Il lui lança un regard plein de défi.
« Si vous n'êtes pas contente…
— Pardon ? Je me plaindrai ! Savez-vous qui je suis ? »
Les yeux rivés sans vergogne sur le haut de ses longues cuisses, il marmonna sans desserrer les dents :
« Une grosse salope. »
Elle le gifla. D'un bond, il fut sur elle, la rouant de coups, cherchant goulûment sa bouche, pétrissant son corps à pleines mains.
« Plus fort ! Frappe ! Frappe ! »
Il l'avait redressée, plaquée contre le mur et prise avec la violence et les tremblements furieux d'une bête. Passe encore pour les ecchymoses qu'elle avait sur le dos, mais son œil… Elle contempla avec nostalgie la puissante tenaille noire qu'elle avait subtilisée dans sa boîte à outils — la duchesse était kleptomane — et appliqua une compresse fraîche sur l'hématome qui enflait. Quel homme ! Elle n'aimait que la racaille, les voyous. Plus ils étaient brutaux, grossiers, vulgaires, sales, plus elle tirait de son corps des voluptés qui lui étaient interdites avec les esthètes raffinés de sa caste. La porte du salon s'ouvrit sur le duc de Saran. Il flaira immédiatement ce qui venait de se passer.
« Mandy ! »
Il s'approcha d'elle, l'œil trouble.
« Qui était-ce ? »
Elle haussa les épaules avec un soupir de satisfaction.
« Un type.
— Raconte ? Il t'a battue ? Il t'a fait mal ? Dis-moi, Mandy, dis-moi…

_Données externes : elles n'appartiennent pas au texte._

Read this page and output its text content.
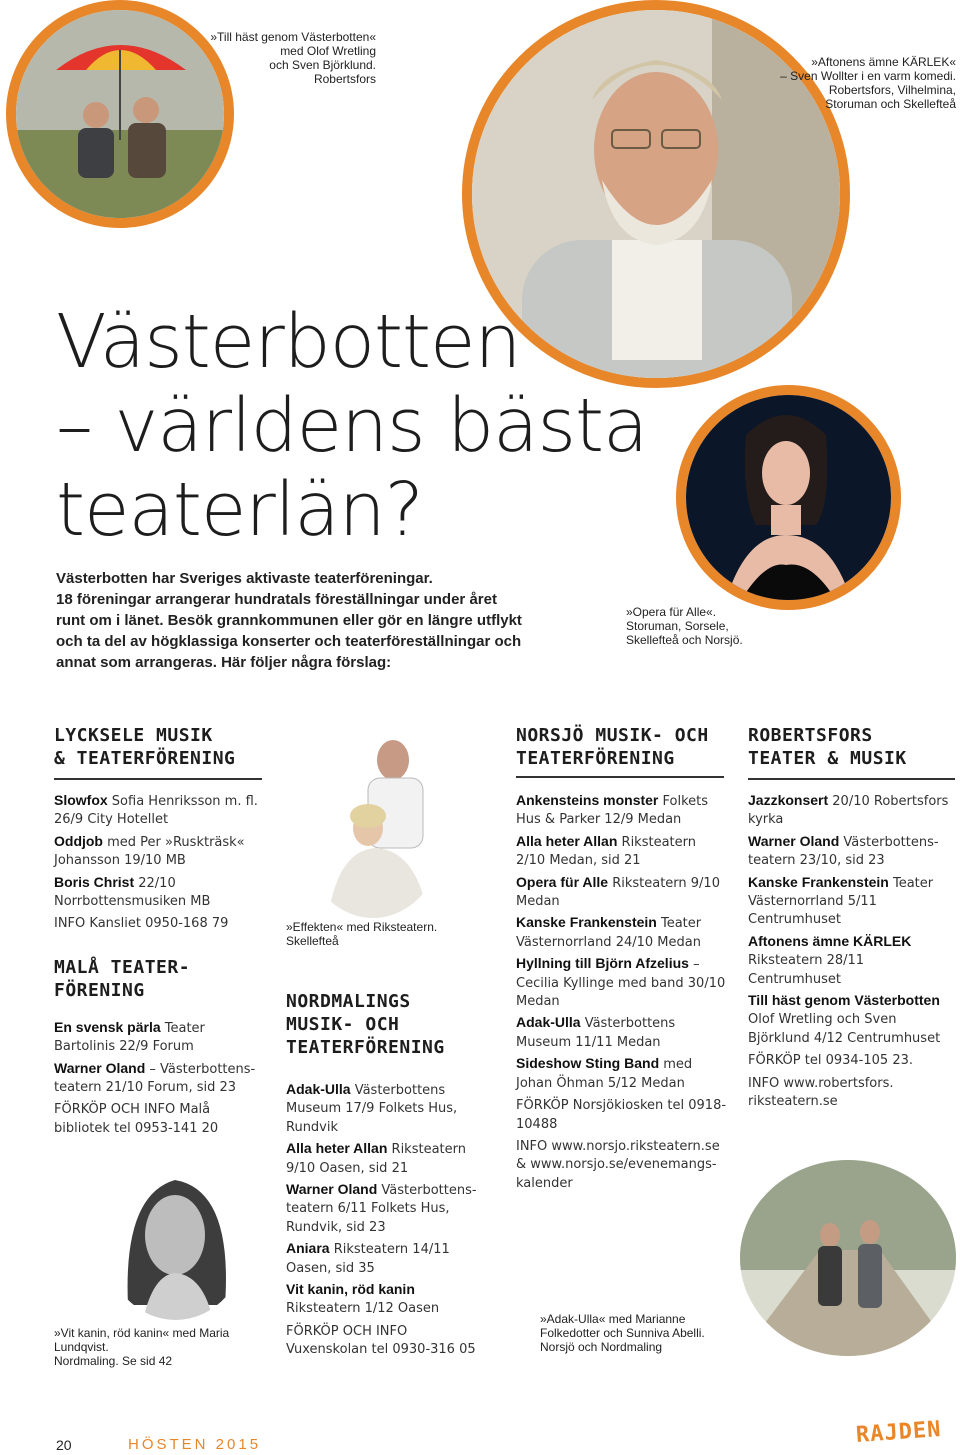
»Till häst genom Västerbotten«
med Olof Wretling
och Sven Björklund.
Robertsfors
»Aftonens ämne KÄRLEK«
– Sven Wollter i en varm komedi.
Robertsfors, Vilhelmina,
Storuman och Skellefteå
»Opera für Alle«.
Storuman, Sorsele,
Skellefteå och Norsjö.
»Effekten« med Riksteatern.
Skellefteå
»Vit kanin, röd kanin« med Maria Lundqvist.
Nordmaling. Se sid 42
»Adak-Ulla« med Marianne
Folkedotter och Sunniva Abelli.
Norsjö och Nordmaling
Västerbotten
– världens bästa
teaterlän?

Västerbotten har Sveriges aktivaste teaterföreningar.

18 föreningar arrangerar hundratals föreställningar under året

runt om i länet. Besök grannkommunen eller gör en längre utflykt

och ta del av högklassiga konserter och teaterföreställningar och

annat som arrangeras. Här följer några förslag:

LYCKSELE MUSIK
& TEATERFÖRENING
Slowfox Sofia Henriksson m. fl. 26/9 City Hotellet
Oddjob med Per »Ruskträsk« Johansson 19/10 MB
Boris Christ 22/10 Norrbottensmusiken MB
INFO Kansliet 0950-168 79
MALÅ TEATER-
FÖRENING
En svensk pärla Teater Bartolinis 22/9 Forum
Warner Oland – Västerbottens-teatern 21/10 Forum, sid 23
FÖRKÖP OCH INFO Malå bibliotek tel 0953-141 20
NORDMALINGS
MUSIK- OCH
TEATERFÖRENING
Adak-Ulla Västerbottens Museum 17/9 Folkets Hus, Rundvik
Alla heter Allan Riksteatern 9/10 Oasen, sid 21
Warner Oland Västerbottens-teatern 6/11 Folkets Hus, Rundvik, sid 23
Aniara Riksteatern 14/11 Oasen, sid 35
Vit kanin, röd kanin Riksteatern 1/12 Oasen
FÖRKÖP OCH INFO Vuxenskolan tel 0930-316 05
NORSJÖ MUSIK- OCH
TEATERFÖRENING
Ankensteins monster Folkets Hus & Parker 12/9 Medan
Alla heter Allan Riksteatern 2/10 Medan, sid 21
Opera für Alle Riksteatern 9/10 Medan
Kanske Frankenstein Teater Västernorrland 24/10 Medan
Hyllning till Björn Afzelius – Cecilia Kyllinge med band 30/10 Medan
Adak-Ulla Västerbottens Museum 11/11 Medan
Sideshow Sting Band med Johan Öhman 5/12 Medan
FÖRKÖP Norsjökiosken tel 0918-10488
INFO www.norsjo.riksteatern.se & www.norsjo.se/evenemangs-kalender
ROBERTSFORS
TEATER & MUSIK
Jazzkonsert 20/10 Robertsfors kyrka
Warner Oland Västerbottens-teatern 23/10, sid 23
Kanske Frankenstein Teater Västernorrland 5/11 Centrumhuset
Aftonens ämne KÄRLEK Riksteatern 28/11 Centrumhuset
Till häst genom Västerbotten Olof Wretling och Sven Björklund 4/12 Centrumhuset
FÖRKÖP tel 0934-105 23.
INFO www.robertsfors. riksteatern.se
20	HÖSTEN 2015	RAJDEN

— Je dois finir de me préparer. Plus tard.
— Je me fous de ce cocktail ! »
Sa voix se cassa pour prendre l'intonation suppliante d'un petit garçon.
« Je t'en prie, Mandy, fais-moi une pipe… »
Elle l'observa avec attention. Il était dans la soixantaine, petit de taille, mais d'une race et d'une distinction rares. Il était au courant depuis dix ans. Elle lui racontait tout dans les moindres détails jusqu'à ce que cet héritier d'une des plus grandes lignées de France chavire dans un plaisir fou.
« Non, dit-elle, non. Je veux descendre. On verra ce soir… »
Elle arracha une rose à la gerbe que lui avait adressée Goldman et en caressa doucement son œil qui enflait.
Norbert et les deux porteurs prirent tout leur temps pour charger les bagages dans le coffre de la Rolls. La voiture était arrêtée dans le périmètre strictement interdit réservé à l'embarquement des passagers. A aucun moment, les deux agents en uniforme ne firent mine de s'en inquiéter. Ne sachant s'il devait monter dans la Rolls ou attendre que Norbert en ait terminé, Alan avait allumé une cigarette et restait planté au centre de la cohue des voyageurs, sa veste sur le bras. Une fois de plus, il avait un sentiment d'irréalité, absent aux événements dont il était le centre.
« Monsieur…
— Oui ?
— Préférez-vous que je décapote la voiture ? »
Alan sentit peser sur lui le regard des flics et celui des passants attirés par le blanc immaculé de la voiture. Tous semblaient fascinés par le choix qu'il allait faire.
« Oui », dit-il, désireux de ne décevoir personne.
Norbert se glissa sous le volant, actionna un bouton. La capote se releva dans un doux ronronnement et se replia sur l'arrière. Norbert ouvrit la portière après avoir retiré sa casquette. Le groupe des témoins avait augmenté.